I am a researcher at the Harvard John A. Paulson School of Engineering and Applied Sciences. I work on machine learning and statistical methods for broad problems in quantitative social science, such as privacy preservation, missing data, measurement error and human-guided machine learning. I also run an exceptional software team building tools to implement these solutions.
Differential privacy is the gold standard definition of privacy protection. The WhiteNoise project aims to connect theoretical solutions from the academic community with the practical lessons learned from real-world deployments, to make differential privacy broadly accessible to future deployments. Specifically, we provide several basic building blocks that can be used by people involved with sensitive data, with implementations based on vetted and mature differential privacy research. In WhiteNoise Core, we provide a pluggable open source library of differentially private algorithms and mechanisms for releasing privacy preserving queries and statistics, as well as APIs for defining an analysis and a validator for evaluating these analyses and composing the total privacy loss on a dataset.
OpenDP is a community effort to build a trustworthy suite of open-source tools for enabling privacy-protective analysis of sensitive personal data, focused on a library of algorithms for generating differentially private statistical releases. The target use cases for OpenDP are to enable government, industry, and academic institutions to safely and confidently share sensitive data to support scientifically oriented research and exploration in the public interest. We aim for OpenDP to flexibly grow with the rapidly advancing science of differential privacy, and be a pathway to bring the newest algorithmic developments to a wide array of practitioners.
Project Website Our White Paper Video on Statistical Functionality
TwoRavens is a Web-based platform for statistical analysis. The goal is to allow the domain expert, in concert with our system, to complete a high quality, predictive and interpretable model without a statistical expert. To do so, the system facilitates intuitive machine learning and model interpretation, model discovery, and data exploration. As our intelligent back-end automatically seeks interesting relationships in the data and builds models to predict outcomes, researchers impart substantive knowledge about their data and own research questions to guide the automated generation of AI assistance for data analysis in an interactive paradigm we call human-guided machine learning.
This prototype system allows researchers with sensitive datasets to make differentially private statistics about their data available through data repositories, such as the Dataverse platform. The system allows researchers to: [1] upload private data to a secured Dataverse archive, [2] decide what statistics they would like to release about that data, and [3] release privacy preserving versions of those statistics to the repository, [4] that can be explored through a curator interface without releasing the raw data, including [5] interactive queries. This system was created by the Privacy Tools for Sharing Research Data project. Differential privacy is a mathematical framework for enabling statistical analysis of sensitive datasets while ensuring that individual-level information cannot be leaked.
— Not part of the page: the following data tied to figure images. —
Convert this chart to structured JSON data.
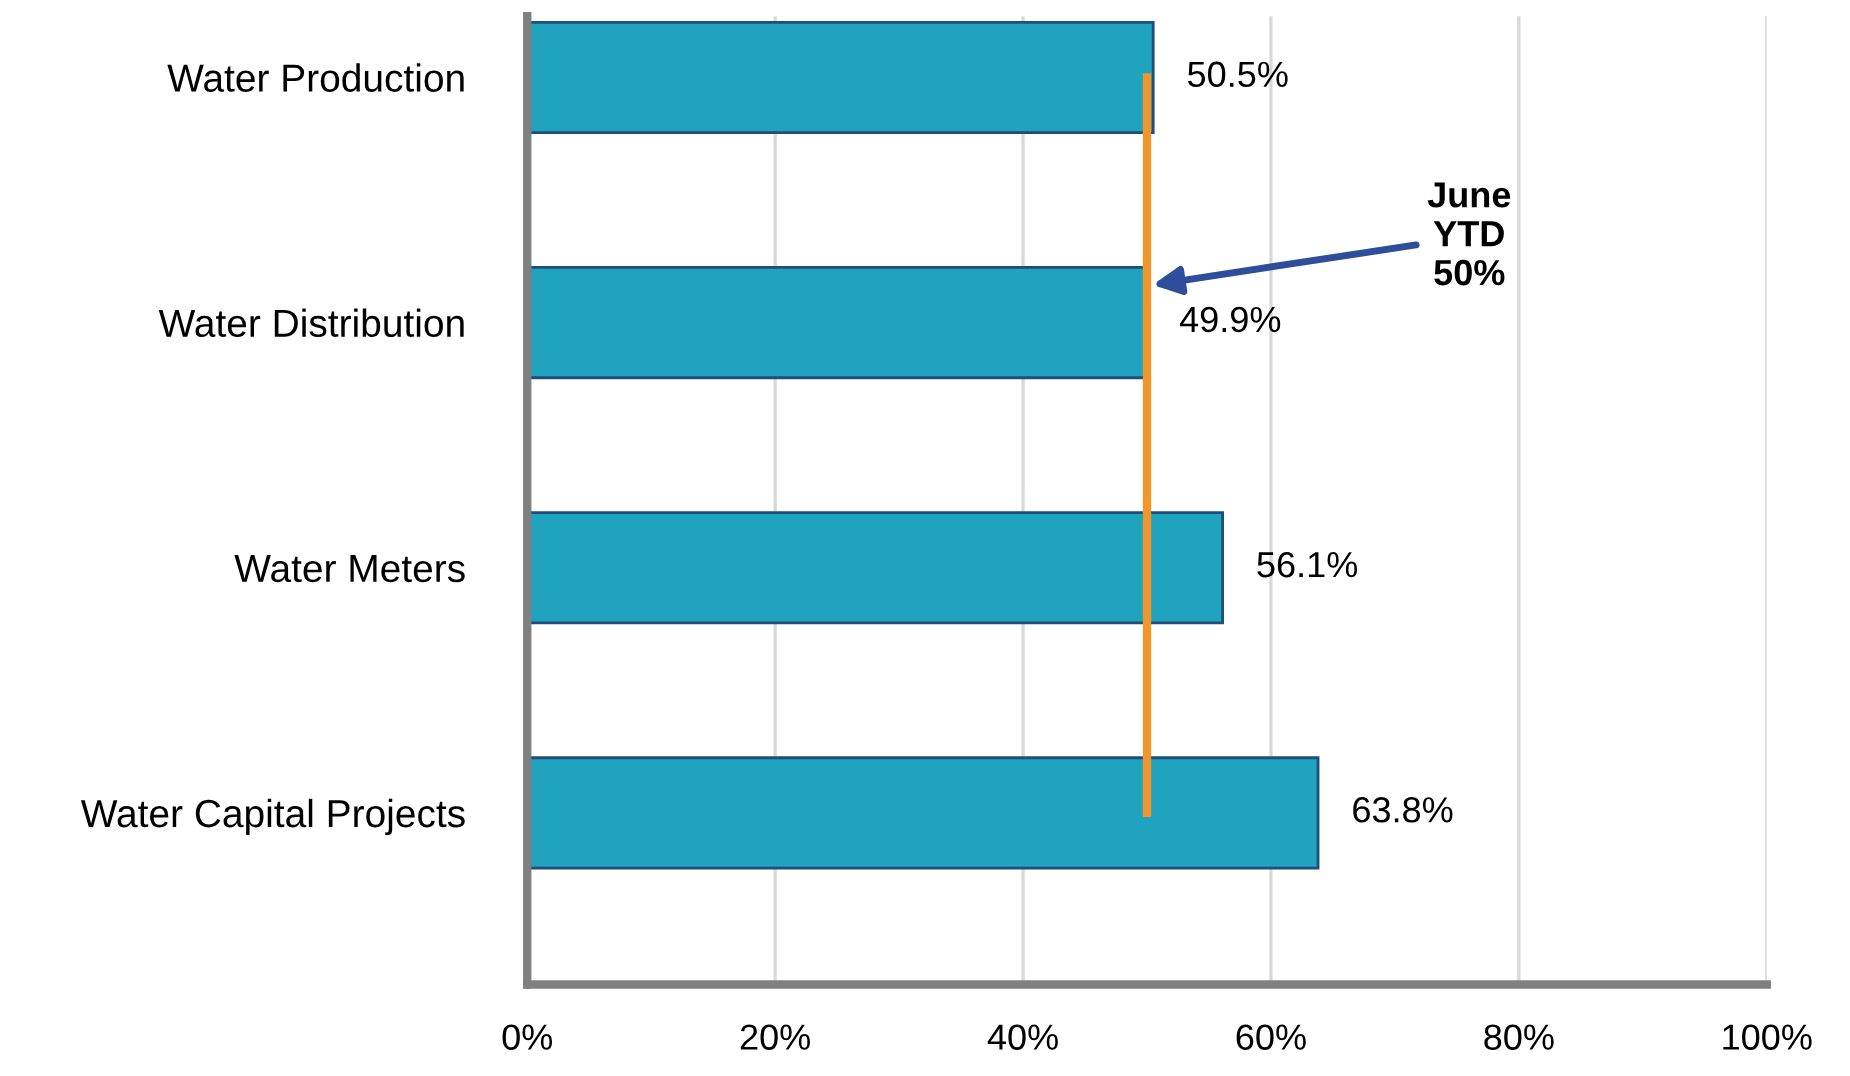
{
  "chart_data": {
    "type": "bar",
    "orientation": "horizontal",
    "categories": [
      "Water Production",
      "Water Distribution",
      "Water Meters",
      "Water Capital Projects"
    ],
    "values": [
      50.5,
      49.9,
      56.1,
      63.8
    ],
    "value_labels": [
      "50.5%",
      "49.9%",
      "56.1%",
      "63.8%"
    ],
    "color": "#1fa3bf",
    "xlim": [
      0,
      100
    ],
    "xticks": [
      {
        "value": 0,
        "label": "0%"
      },
      {
        "value": 20,
        "label": "20%"
      },
      {
        "value": 40,
        "label": "40%"
      },
      {
        "value": 60,
        "label": "60%"
      },
      {
        "value": 80,
        "label": "80%"
      },
      {
        "value": 100,
        "label": "100%"
      }
    ],
    "grid": "x",
    "ref_lines": [
      {
        "axis": "x",
        "value": 50,
        "label": "June\nYTD\n50%",
        "color": "#f0962a"
      }
    ]
  }
}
Amelia II "multiply imputes" missing data in a single cross-section (such as a survey), from a time series (like variables collected for each year in a country), or from a time-series-cross-sectional data set (such as collected by years for each of several countries). The program also generalizes existing approaches by allowing for trends in time series across observations within a cross-sectional unit, as well as priors that allow experts to incorporate beliefs they have about the values of missing cells in their data. Amelia II also includes useful diagnostics of the fit of multiple imputation models. The program works from the R command line or via a graphical user interface that does not require users to know R.
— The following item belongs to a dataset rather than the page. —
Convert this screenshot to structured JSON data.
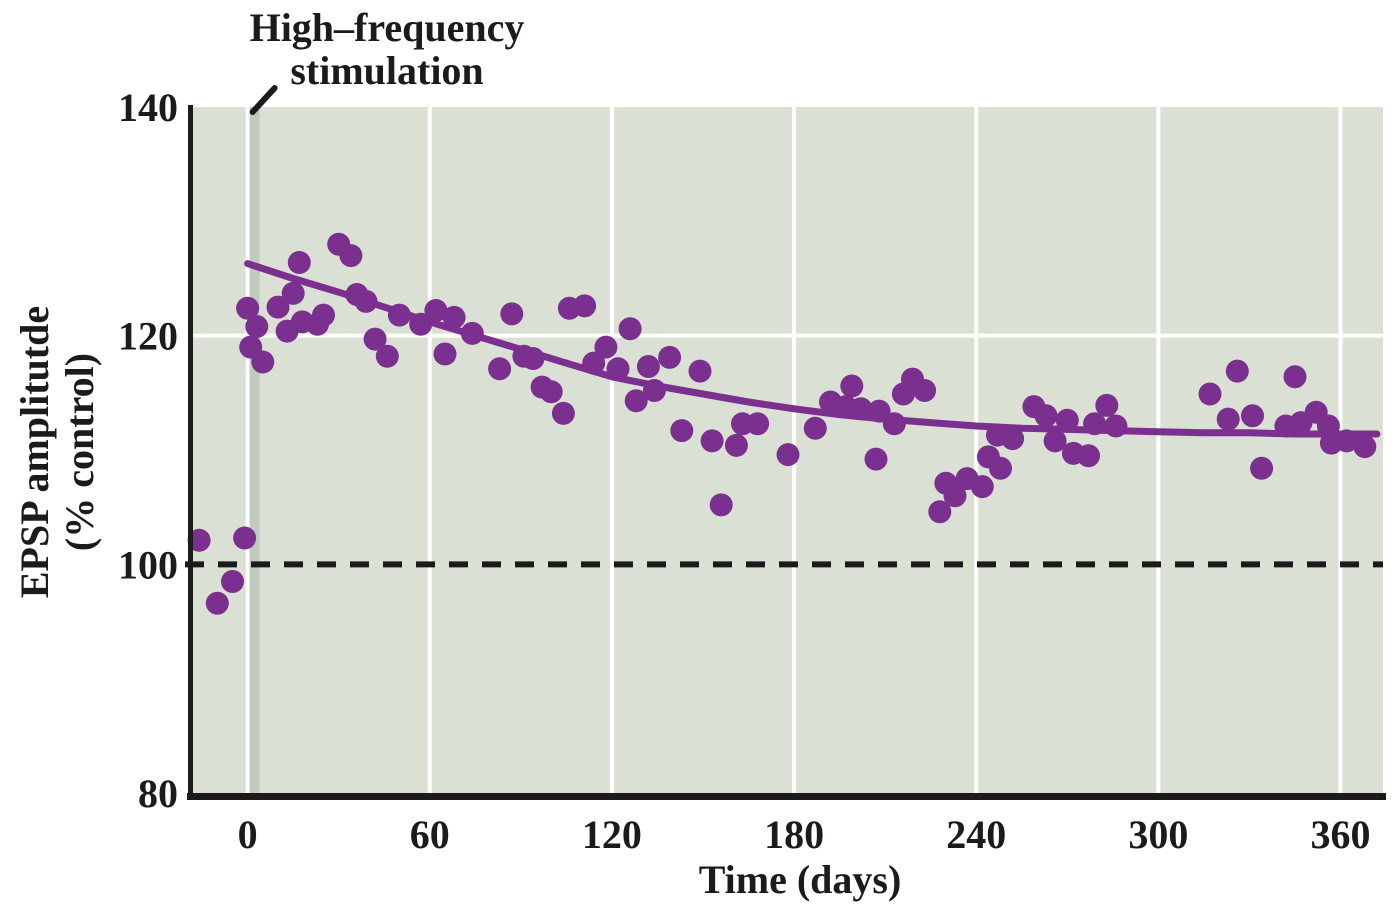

Zelig is a framework that brings together an abundance of common statistical models found across R packages into a unified interface, and provides a common architecture for estimation and interpretation, as well as bridging functions to absorb increasingly more models into the collective library. Zelig allows each individual package, for each statistical model, to be accessed by a common uniformly structured call and set of arguments. Moreover, Zelig automates all the surrounding building blocks of a statistical workflow --procedures and algorithms that may be essential to one user's application but which the original package developer did use in their own research and might not themselves support. These include bootstrapping, jackknifing, and reweighting of data, and in particular, Zelig automatically generates predicted and simulated quantities of interest (such as relative risk ratios, average treatment effects, first differences and predicted and expected values) to interpret and visualize complex models.